Die Homologation des V3 mit Mantellaenge kleiner 200mm ist derzeit fraglich, da das Vorbeifahrgeraeusch nicht passt - ist also in Pruefung, wird aber wahrscheinlich die E-Nummer verlieren.
Wird man nun mit diesem fehlerhaften Topf angehalten und der Spassverein blau-weiss untersagt einem die Weiterfahrt und/oder verschrottet den Topf, dann ist man zuerst als Fzg-Fuehrer immer dafuer verantwortlich, dass unsere Fahrzeuge in einem ordnungsgemaessen Zustand sind ... deshalb gehen wir doch auch vor jeder Fahrt einmal ums Moped, um die Beleuchtungseinrichtungen zu kontrollieren ;-)
Jegliche Ansprueche unsererseits muessten dann an den Hersteller des ESD weitergehen, aber dieser wird sich dann evtl. auf eine Bekanntmachung auf seiner Website oder sowas in der Richtung berufen und letzten Endes muesste man seinen Anspruechen dann auf rechtlichem Weg hinterher laufen ...
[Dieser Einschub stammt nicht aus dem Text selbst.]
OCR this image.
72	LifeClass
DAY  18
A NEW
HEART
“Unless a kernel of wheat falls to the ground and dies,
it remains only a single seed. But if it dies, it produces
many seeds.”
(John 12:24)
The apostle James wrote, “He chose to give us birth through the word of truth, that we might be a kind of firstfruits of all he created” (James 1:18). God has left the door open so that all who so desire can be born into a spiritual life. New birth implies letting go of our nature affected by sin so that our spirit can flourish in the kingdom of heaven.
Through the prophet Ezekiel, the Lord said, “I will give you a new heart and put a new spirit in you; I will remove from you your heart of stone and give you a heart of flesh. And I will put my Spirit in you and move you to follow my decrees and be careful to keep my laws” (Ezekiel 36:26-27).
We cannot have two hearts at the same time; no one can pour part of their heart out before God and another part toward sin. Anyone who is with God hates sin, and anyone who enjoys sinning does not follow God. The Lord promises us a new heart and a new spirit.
Von daher wuerde ich mir einfach ueberlegen vom V3 mini auf den GP1 mit 170mm umzusteigen - der scheint ja i.O. zu sein so wie ich das gelesen habe, oder?
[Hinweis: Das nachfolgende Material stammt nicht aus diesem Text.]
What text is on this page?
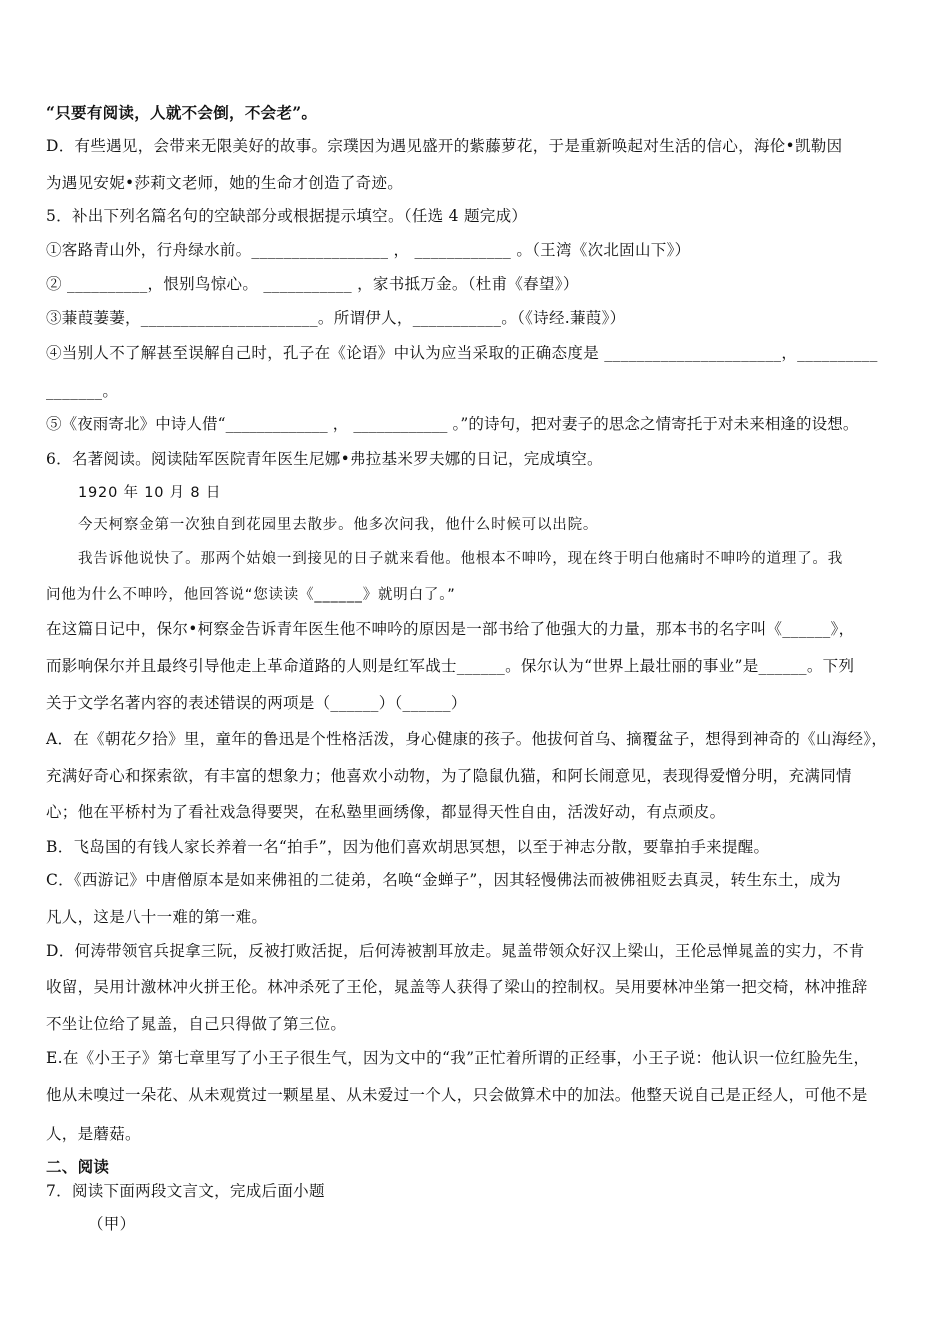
“只要有阅读，人就不会倒，不会老”。
D．有些遇见，会带来无限美好的故事。宗璞因为遇见盛开的紫藤萝花，于是重新唤起对生活的信心，海伦•凯勒因
为遇见安妮•莎莉文老师，她的生命才创造了奇迹。
5．补出下列名篇名句的空缺部分或根据提示填空。（任选 4 题完成）
①客路青山外，行舟绿水前。_________________ ， ____________ 。（王湾《次北固山下》）
② __________，恨别鸟惊心。 ___________ ，家书抵万金。（杜甫《春望》）
③蒹葭萋萋，______________________。所谓伊人，___________。（《诗经.蒹葭》）
④当别人不了解甚至误解自己时，孔子在《论语》中认为应当采取的正确态度是 ______________________，__________
_______。
⑤《夜雨寄北》中诗人借“_____________ ， ____________ 。”的诗句，把对妻子的思念之情寄托于对未来相逢的设想。
6．名著阅读。阅读陆军医院青年医生尼娜•弗拉基米罗夫娜的日记，完成填空。
1920 年 10 月 8 日
今天柯察金第一次独自到花园里去散步。他多次问我，他什么时候可以出院。
我告诉他说快了。那两个姑娘一到接见的日子就来看他。他根本不呻吟，现在终于明白他痛时不呻吟的道理了。我
问他为什么不呻吟，他回答说“您读读《______》就明白了。”
在这篇日记中，保尔•柯察金告诉青年医生他不呻吟的原因是一部书给了他强大的力量，那本书的名字叫《______》，
而影响保尔并且最终引导他走上革命道路的人则是红军战士______。保尔认为“世界上最壮丽的事业”是______。下列
关于文学名著内容的表述错误的两项是（______）（______）
A．在《朝花夕拾》里，童年的鲁迅是个性格活泼，身心健康的孩子。他拔何首乌、摘覆盆子，想得到神奇的《山海经》，
充满好奇心和探索欲，有丰富的想象力；他喜欢小动物，为了隐鼠仇猫，和阿长闹意见，表现得爱憎分明，充满同情
心；他在平桥村为了看社戏急得要哭，在私塾里画绣像，都显得天性自由，活泼好动，有点顽皮。
B．飞岛国的有钱人家长养着一名“拍手”，因为他们喜欢胡思冥想，以至于神志分散，要靠拍手来提醒。
C．《西游记》中唐僧原本是如来佛祖的二徒弟，名唤“金蝉子”，因其轻慢佛法而被佛祖贬去真灵，转生东土，成为
凡人，这是八十一难的第一难。
D．何涛带领官兵捉拿三阮，反被打败活捉，后何涛被割耳放走。晁盖带领众好汉上梁山，王伦忌惮晁盖的实力，不肯
收留，吴用计激林冲火拼王伦。林冲杀死了王伦，晁盖等人获得了梁山的控制权。吴用要林冲坐第一把交椅，林冲推辞
不坐让位给了晁盖，自己只得做了第三位。
E.在《小王子》第七章里写了小王子很生气，因为文中的“我”正忙着所谓的正经事，小王子说：他认识一位红脸先生，
他从未嗅过一朵花、从未观赏过一颗星星、从未爱过一个人，只会做算术中的加法。他整天说自己是正经人，可他不是
人，是蘑菇。
二、阅读
7．阅读下面两段文言文，完成后面小题
（甲）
Mit der Argumentation müsste ich vor jedem Fahrantritt erstmal alle am Fahrzeug verbauten Teile mit E-Nummern in Frage stellen und nachforschen ob diese noch ihre Gültigkeit haben. Könnte ja sein das ein Teil gestern seine Zulassung verloren hat. Das würde auch sehr viele Originalteile am Fahrzeug betreffen wie Spiegel, Blinker, Reflektoren usw. welche auch E-Nummern haben. Ist also totaler quatsch. Auch könnte der Hersteller nicht jeden seiner Kunden anschreiben. Wäre ja möglich das zwischenzeitlich der Topf verkauft wurde und der jetzige Besitzer nicht mehr ermittelbar ist. Die Verhältnismäßigkeit wäre überhaupt nicht mehr gegeben. Nur wenn es was Sicherheitsrelevantes wäre dann würde man direkt vom KBA angeschrieben werden bezüglich Rückruf oder ähnlichem. Das gilt dann aber auch wieder nur für Original-Teile.